The regulator raked in close to $4.2 billion in civil penalties, nearly three times the $1.46 billion collected the previous fiscal year. However, disgorgement totals were down for the third straight year to about $2.24 billion, from nearly $2.40 billion in fiscal 2021 and $3.59 billion the year before that. In June 2020, the Supreme Court vacated a $26.4 million disgorgement fine levied by the SEC and limited the scope of what the regulator can demand via disgorgement. But the regulator has more than made up for that with increased penalties.
The SEC said it filed 760 enforcement actions in fiscal year 2022, up from 697 the previous year. Among the enforcement actions, 462 were new or stand-alone enforcement actions, up from 434 in fiscal 2021; 169 were follow-on administrative proceedings seeking to bar or suspend individuals from certain functions in the securities markets, up from 143 the previous year; and 129 actions were against issuers allegedly delinquent in making required SEC filings, up from 120 last year.

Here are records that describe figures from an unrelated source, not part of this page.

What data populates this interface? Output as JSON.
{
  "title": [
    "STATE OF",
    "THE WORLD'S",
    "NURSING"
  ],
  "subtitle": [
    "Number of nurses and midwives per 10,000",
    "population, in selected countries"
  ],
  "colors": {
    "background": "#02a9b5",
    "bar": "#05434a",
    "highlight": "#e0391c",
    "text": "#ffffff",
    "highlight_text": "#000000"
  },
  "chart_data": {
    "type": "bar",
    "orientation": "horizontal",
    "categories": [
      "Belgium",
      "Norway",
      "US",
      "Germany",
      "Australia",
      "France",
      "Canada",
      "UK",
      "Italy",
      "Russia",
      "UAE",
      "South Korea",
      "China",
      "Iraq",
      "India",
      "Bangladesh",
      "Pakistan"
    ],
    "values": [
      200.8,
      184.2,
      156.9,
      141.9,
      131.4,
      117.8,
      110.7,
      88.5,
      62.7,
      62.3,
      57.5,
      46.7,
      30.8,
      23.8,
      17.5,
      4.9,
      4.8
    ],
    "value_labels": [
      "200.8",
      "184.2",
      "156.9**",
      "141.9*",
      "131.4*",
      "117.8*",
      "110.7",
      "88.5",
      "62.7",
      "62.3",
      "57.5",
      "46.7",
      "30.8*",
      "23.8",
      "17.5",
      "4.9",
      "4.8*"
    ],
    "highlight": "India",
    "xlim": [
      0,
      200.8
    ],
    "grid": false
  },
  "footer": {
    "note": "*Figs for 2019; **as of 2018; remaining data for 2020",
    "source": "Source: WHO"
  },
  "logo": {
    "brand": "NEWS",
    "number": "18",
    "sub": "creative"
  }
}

To deter future misconduct and enhance public accountability, the SEC said it recalibrated penalties for certain violations, included prophylactic remedies. It said, for example, that the more than $1.2 billion paid in penalties for recordkeeping violations alone “made clear that the fines were not just a cost of doing business.”
Among the higher profile cases for the regulator during the fiscal year, it ordered financial services firm Allianz to pay more than $1 billion in penalties, disgorgement and prejudgment interest over an alleged fraud that hid the huge risks of a complex options trading strategy. The SEC imposed a $200 million penalty against Barclays for an illegal over-issuance of securities. The $100 million penalty it imposed on Ernst & Young over admitted cheating by their audit professionals was the largest ever against an audit firm.
Fiscal year 2022 also saw the second highest total of SEC whistleblower awards in both the number of whistleblowers awarded and the total dollar amount. The regulator issued approximately $229 million in 103 awards. The Whistleblower Program also received a record of more than 12,300 tips alleging wrongdoing during the fiscal year.
The SEC said it remains focused on enforcement in the crypto asset securities market. Earlier this year, the regulator said it would nearly double the size of its Crypto Assets and Cyber Unit by adding 20 positions to the team.
It also said its attention is focused on environmental, social and governance issues with respect to public companies and investment products and strategies. For example, it charged BNY Mellon Investment Management for making materially misleading statements and omitting information about its consideration of ESG principles in investment decision-making for certain mutual funds.
However, despite the record number of penalties taken in by the SEC, the regulator said its desire is not to take in more money, but for companies and investors to stop breaking the law.
“We don’t expect to break these records and set new ones each year, because we expect behaviors to change,” Gurbir Grewal, the director of the SEC’s Division of Enforcement, said in a statement. “We expect compliance.”